Auch setzt der Job in hohem Maße Loyalität voraus. Man muss mit der Person, für die man sprechen soll, menschlich wie weltanschaulich können. Man muss davon ausgehen können, dass sie willens und fähig ist, Rat und Kritik anzunehmen. Auch wollte ich mich keinesfalls verbiegen, wollte das, was ich zuvor alles an der Politik bemängelt hatte, künftighin nicht selbst vertreten und gutheißen müssen.

Ich habe mich, rückblickend, in Barbara Prammer nicht getäuscht. Dass sie ideologisch auf der richtigen Seite stand, war klar. Sie hat sich in der Folge in den zentralen Fragen als standhaft erwiesen und ist darin noch gewachsen. Sie war nicht laut, ohne jeden Hang zu Populismus oder billigem Applaus, drängte sich nicht vor. Doch sie war bestimmt und kämpferisch, wenn es nötig war.

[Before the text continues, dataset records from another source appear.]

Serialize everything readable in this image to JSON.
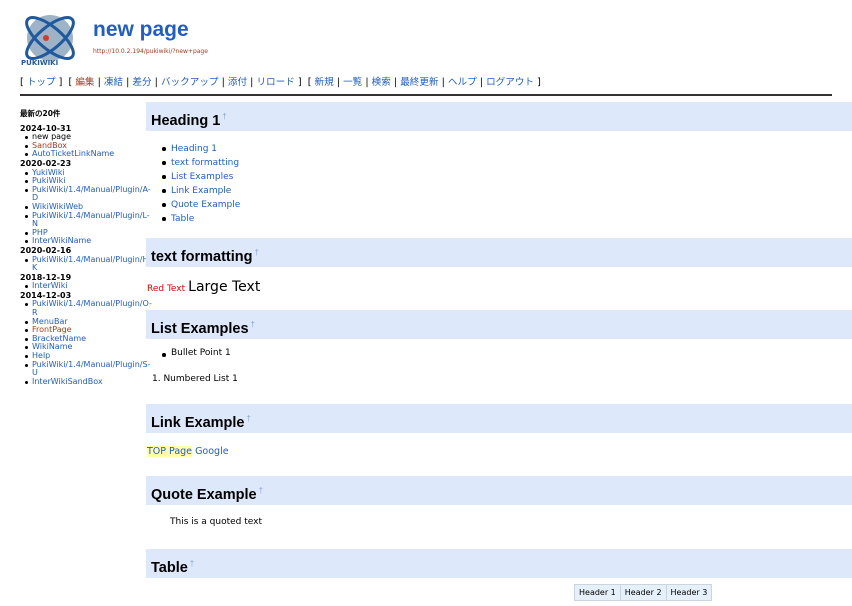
{
  "header": {
    "title": "new page",
    "url": "http://10.0.2.194/pukiwiki/?new+page",
    "logo_icon": "pukiwiki-logo",
    "logo_text": "PUKIWIKI"
  },
  "navigator": {
    "open": "[",
    "close": "]",
    "sep": "|",
    "top": "トップ",
    "edit": "編集",
    "freeze": "凍結",
    "diff": "差分",
    "backup": "バックアップ",
    "attach": "添付",
    "reload": "リロード",
    "new": "新規",
    "list": "一覧",
    "search": "検索",
    "recent": "最終更新",
    "help": "ヘルプ",
    "logout": "ログアウト"
  },
  "sidebar": {
    "title": "最新の20件",
    "groups": [
      {
        "date": "2024-10-31",
        "items": [
          "new page",
          "SandBox",
          "AutoTicketLinkName"
        ]
      },
      {
        "date": "2020-02-23",
        "items": [
          "YukiWiki",
          "PukiWiki",
          "PukiWiki/1.4/Manual/Plugin/A-D",
          "WikiWikiWeb",
          "PukiWiki/1.4/Manual/Plugin/L-N",
          "PHP",
          "InterWikiName"
        ]
      },
      {
        "date": "2020-02-16",
        "items": [
          "PukiWiki/1.4/Manual/Plugin/H-K"
        ]
      },
      {
        "date": "2018-12-19",
        "items": [
          "InterWiki"
        ]
      },
      {
        "date": "2014-12-03",
        "items": [
          "PukiWiki/1.4/Manual/Plugin/O-R",
          "MenuBar",
          "FrontPage",
          "BracketName",
          "WikiName",
          "Help",
          "PukiWiki/1.4/Manual/Plugin/S-U",
          "InterWikiSandBox"
        ]
      }
    ]
  },
  "main": {
    "anchor": "†",
    "h_heading1": "Heading 1",
    "contents": [
      "Heading 1",
      "text formatting",
      "List Examples",
      "Link Example",
      "Quote Example",
      "Table"
    ],
    "h_textfmt": "text formatting",
    "red_text": "Red Text",
    "large_text": "Large Text",
    "h_lists": "List Examples",
    "bullet_point": "Bullet Point 1",
    "numbered_item": "1. Numbered List 1",
    "h_link": "Link Example",
    "link_top": "TOP Page",
    "link_google": "Google",
    "h_quote": "Quote Example",
    "quote_text": "This is a quoted text",
    "h_table": "Table",
    "table_headers": [
      "Header 1",
      "Header 2",
      "Header 3"
    ]
  },
  "colors": {
    "link": "#215dc6",
    "visited": "#a63d21",
    "heading_bg": "#dde8fa",
    "red_text": "#e00000"
  }
}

Sie war in gewisser Weise das Gegenkonzept zu dem, was heute gemeinhin als politisches Erfolgsmodell angesehen wird: Sie war eine starke Frau, aber alles andere als der zunehmend wieder herbeigewünschte „starke Mann“.

Was mich überraschte, war das enorme Tempo in einem politischen Büro. Journalismus ist ein stressiges Geschäft, und ich dachte, in dieser Hinsicht resistent zu sein. Doch Politik spielt diesbezüglich in einer höheren Liga – erst recht bei einer Chefin, für welche die Anliegen der Bürgerinnen und Bürger ebenso wichtig waren wie die eigentliche parlamentarische Arbeit.
Warum sie mir ihr Vertrauen schenkte, verriet mir die Präsidentin damals nicht. Ich habe sie später nie danach gefragt. Gewiss war ihr davon abgeraten worden, sich einen Journalisten zu holen. Zudem kannten wir uns, obwohl beide aus Oberösterreich stammend, nicht sonderlich gut. Einmal hatte ich sie, damals noch Frauenministerin, in einem Kommentar zum Rücktritt aufgefordert. Woraufhin sie nach dem nächsten Ministerrat schnurstracks auf mich zuging und fragte, was ich gegen sie hätte. Wir haben das damals irgendwie ausgeräumt. Oder auch nicht.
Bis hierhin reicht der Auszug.